43. Although Civil Service guidance refers frequently to the importance of leadership, this model of leadership has not been the tradition; there is little sense that either those who make judgements about appointments to leadership rôles, or staff in general, understand what is missing.

44. The tribunal finding this month that Treasury acted unfairly and unreasonably to an employee may be unusual, but is an example of top leaders failing to take account of evidence, and treating staff in way unlikely to get the best from them.

Do departmental permanent secretaries embody the correct balance of generalist skills and specialist knowledge and expertise?

45. It is not necessary for Permanent Secretaries to have specialist skills; they need to have the awareness of what skills are needed and how to acquire them, either personally or through the teams they appoint. Areas of Civil Service weakness indicate where past senior leaders have been lacking in the necessary awareness.

46. Factors which may contribute to lack of awareness are insufficient diversity of perspective, both within an organisation and amongst those with whom it regularly interacts, lack of transparency and lack of openness to challenge.

47. It is because leaders may lack awareness of the skills needed that strong accountability and incentives are insufficient to guarantee that the natural faculties of talented Civil Service leaders will find effective and innovative ways of delivering effective public policy.

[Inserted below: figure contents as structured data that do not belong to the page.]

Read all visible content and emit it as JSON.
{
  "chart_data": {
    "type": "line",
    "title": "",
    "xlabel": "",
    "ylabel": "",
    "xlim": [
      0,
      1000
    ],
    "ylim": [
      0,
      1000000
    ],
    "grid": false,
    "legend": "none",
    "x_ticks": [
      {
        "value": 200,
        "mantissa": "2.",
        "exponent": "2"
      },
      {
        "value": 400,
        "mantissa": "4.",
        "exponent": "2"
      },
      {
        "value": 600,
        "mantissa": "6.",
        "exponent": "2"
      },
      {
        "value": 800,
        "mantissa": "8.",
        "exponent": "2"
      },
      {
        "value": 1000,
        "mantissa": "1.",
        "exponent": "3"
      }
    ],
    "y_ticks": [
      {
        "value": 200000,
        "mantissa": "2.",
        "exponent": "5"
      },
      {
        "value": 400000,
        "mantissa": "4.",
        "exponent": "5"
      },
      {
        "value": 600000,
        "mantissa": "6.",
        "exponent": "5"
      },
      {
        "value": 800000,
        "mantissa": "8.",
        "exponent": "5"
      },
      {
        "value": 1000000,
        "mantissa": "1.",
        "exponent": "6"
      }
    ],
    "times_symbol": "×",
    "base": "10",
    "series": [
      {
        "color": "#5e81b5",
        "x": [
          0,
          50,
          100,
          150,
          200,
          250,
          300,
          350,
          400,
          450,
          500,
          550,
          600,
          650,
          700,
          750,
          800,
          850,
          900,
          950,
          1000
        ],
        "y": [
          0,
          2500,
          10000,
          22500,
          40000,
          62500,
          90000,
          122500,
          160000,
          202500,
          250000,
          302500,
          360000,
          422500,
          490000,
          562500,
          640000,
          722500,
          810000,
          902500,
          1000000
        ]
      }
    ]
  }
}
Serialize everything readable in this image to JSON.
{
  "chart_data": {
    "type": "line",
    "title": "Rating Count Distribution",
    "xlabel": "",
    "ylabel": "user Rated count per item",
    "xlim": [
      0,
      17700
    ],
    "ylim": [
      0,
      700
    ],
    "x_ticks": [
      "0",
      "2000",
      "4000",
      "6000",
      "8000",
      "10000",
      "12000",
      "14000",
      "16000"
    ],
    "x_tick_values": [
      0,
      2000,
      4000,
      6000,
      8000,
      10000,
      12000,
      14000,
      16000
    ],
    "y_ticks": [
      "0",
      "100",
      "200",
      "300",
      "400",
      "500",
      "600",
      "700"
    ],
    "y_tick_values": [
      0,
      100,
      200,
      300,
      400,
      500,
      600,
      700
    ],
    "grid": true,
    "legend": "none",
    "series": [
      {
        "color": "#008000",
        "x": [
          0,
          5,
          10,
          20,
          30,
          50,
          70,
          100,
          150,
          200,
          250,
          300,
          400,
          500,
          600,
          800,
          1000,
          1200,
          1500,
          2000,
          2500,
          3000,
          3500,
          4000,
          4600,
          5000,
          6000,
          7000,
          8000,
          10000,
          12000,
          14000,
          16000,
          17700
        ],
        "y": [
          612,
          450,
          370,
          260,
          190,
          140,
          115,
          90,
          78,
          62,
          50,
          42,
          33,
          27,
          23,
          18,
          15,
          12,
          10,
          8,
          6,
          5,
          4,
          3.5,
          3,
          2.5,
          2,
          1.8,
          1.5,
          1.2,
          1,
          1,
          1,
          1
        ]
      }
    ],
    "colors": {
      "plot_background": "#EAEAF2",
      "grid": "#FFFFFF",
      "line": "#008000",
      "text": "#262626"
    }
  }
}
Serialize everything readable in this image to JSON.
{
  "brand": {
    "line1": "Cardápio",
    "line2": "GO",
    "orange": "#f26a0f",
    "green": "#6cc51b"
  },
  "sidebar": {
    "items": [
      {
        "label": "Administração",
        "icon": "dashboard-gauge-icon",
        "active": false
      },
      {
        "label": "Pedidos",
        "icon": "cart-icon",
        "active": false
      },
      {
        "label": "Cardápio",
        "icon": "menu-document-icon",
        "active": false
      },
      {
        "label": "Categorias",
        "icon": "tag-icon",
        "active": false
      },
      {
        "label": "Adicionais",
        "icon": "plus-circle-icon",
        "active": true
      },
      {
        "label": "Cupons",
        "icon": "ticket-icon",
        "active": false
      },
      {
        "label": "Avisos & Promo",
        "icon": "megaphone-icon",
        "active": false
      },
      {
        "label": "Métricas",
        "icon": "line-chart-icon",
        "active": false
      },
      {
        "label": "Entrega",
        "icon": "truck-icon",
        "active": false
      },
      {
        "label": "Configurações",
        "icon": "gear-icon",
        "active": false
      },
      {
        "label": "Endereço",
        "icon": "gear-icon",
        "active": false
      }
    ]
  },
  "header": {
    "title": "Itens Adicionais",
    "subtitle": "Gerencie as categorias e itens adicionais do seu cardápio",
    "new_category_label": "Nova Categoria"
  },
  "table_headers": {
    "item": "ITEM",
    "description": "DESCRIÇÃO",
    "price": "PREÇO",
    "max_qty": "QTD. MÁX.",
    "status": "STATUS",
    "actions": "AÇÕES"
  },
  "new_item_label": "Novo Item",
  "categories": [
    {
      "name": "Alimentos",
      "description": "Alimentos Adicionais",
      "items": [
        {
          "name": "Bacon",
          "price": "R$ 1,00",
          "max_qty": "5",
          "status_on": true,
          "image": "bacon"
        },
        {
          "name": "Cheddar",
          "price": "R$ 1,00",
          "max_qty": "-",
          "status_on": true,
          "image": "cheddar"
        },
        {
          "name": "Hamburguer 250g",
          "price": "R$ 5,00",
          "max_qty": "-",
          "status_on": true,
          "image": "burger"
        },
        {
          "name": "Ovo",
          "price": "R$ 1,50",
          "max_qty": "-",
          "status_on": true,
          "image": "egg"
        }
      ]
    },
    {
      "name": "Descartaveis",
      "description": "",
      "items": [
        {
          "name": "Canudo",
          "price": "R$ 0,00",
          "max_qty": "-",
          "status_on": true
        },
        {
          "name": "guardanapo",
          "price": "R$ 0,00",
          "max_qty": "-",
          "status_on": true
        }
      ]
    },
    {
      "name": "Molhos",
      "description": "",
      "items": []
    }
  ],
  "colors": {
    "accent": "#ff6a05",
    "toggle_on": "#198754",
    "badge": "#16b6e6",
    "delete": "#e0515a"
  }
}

What effect has the division of responsibilities between the Cabinet Secretary and the Head of the Civil Service had on the Civil Service and its effectiveness?

48. The formal division of responsibilities is less important than whether responsibilities are discharged effectively; structure may be a contributory factor but the ability of leaders is likely to be more important.

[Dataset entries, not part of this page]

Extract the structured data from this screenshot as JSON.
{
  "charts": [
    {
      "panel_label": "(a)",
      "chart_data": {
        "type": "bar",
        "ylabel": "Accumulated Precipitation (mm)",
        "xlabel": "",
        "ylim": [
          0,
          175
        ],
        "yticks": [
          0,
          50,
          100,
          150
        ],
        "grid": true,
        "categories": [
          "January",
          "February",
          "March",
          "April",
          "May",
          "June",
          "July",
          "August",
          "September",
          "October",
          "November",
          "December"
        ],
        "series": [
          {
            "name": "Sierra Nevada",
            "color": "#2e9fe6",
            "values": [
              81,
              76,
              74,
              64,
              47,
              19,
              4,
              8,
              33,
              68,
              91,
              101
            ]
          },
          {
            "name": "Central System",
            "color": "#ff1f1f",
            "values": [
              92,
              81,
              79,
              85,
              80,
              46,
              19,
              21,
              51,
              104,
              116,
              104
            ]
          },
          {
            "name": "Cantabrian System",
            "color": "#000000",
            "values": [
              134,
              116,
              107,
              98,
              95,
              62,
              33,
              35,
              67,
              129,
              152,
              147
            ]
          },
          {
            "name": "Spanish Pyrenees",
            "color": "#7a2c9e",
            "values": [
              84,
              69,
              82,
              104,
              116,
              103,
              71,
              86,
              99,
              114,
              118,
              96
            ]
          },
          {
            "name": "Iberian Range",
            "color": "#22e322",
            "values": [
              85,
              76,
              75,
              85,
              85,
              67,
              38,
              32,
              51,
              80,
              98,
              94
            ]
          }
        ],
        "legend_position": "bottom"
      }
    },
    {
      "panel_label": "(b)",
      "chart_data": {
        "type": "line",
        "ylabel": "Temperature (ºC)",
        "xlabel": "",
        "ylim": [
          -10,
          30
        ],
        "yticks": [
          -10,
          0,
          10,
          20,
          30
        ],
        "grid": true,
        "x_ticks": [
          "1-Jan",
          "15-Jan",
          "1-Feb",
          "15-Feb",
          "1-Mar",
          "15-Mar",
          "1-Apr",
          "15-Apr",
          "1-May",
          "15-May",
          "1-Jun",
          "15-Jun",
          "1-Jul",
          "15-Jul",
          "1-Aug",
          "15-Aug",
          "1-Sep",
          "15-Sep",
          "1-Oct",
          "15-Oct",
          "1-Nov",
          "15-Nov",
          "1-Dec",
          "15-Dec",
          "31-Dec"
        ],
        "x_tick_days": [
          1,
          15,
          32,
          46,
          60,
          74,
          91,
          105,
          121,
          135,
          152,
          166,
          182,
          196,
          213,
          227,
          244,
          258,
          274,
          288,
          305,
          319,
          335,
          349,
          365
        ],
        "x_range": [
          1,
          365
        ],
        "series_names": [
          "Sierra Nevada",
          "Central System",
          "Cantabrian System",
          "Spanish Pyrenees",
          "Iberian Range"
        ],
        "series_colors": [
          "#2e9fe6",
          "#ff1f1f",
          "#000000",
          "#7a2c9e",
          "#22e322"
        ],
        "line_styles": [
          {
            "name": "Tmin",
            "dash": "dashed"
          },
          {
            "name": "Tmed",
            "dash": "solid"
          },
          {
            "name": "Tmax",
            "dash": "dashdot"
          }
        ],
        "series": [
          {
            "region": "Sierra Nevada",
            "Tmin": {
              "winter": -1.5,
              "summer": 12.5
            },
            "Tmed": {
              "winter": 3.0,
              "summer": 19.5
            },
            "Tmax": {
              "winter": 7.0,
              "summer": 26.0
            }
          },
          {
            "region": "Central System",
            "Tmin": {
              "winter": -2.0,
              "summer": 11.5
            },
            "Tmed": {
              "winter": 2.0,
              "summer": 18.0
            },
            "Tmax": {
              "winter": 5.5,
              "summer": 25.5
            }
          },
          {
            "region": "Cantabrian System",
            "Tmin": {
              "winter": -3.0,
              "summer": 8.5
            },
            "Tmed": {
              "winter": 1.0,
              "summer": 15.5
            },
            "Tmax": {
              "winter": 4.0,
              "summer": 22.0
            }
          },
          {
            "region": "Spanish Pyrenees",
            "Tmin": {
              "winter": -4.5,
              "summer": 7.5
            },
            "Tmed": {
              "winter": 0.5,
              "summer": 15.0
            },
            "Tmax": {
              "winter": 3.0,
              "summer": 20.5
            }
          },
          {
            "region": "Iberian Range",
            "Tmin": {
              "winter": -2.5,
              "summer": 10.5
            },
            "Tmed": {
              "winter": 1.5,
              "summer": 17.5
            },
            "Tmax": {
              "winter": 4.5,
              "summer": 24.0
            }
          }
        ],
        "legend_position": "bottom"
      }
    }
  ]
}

What are the strengths and weaknesses of the current federalised system of Whitehall departments?

49. There is no effective central strategy or oversight in the current system. Outcomes which require cross-cutting collaboration have proved particularly difficult to achieve.

Does the long-term future of the civil service require more comprehensive and deeper consideration and, if so, how should this be done?

50. There are advantages in focusing on securing practical benefits from the reforms proposed by the government of the day.

Background

51. An Operational Research professional by background, D H Owen began his career in the private sector before spending eighteen years as a civil servant in both policy and professional rôles, predominantly in HM Treasury. Posts included Business Director of the Government Operational Research Service; UK National Expert (Evaluation) at the European Commission; Project Leader, Public Services Productivity Panel; Joint Action Leader, Prime Minister’s Delivery Unit; Head of National Insurance Policy; Head of Operational Research, HM Treasury. He has a special interest in public sector performance management. His work has focused particularly on understanding and addressing the barriers to delivery of the priorities of the government of the day.

52. An employment tribunal recently ruled that Mr Owen’s dismissal from HM Treasury last year was unfair and unreasonable. Mr Owen believes this was atypical and hopes to return shortly to a Civil Service he believes eager to meet the challenges confronting it.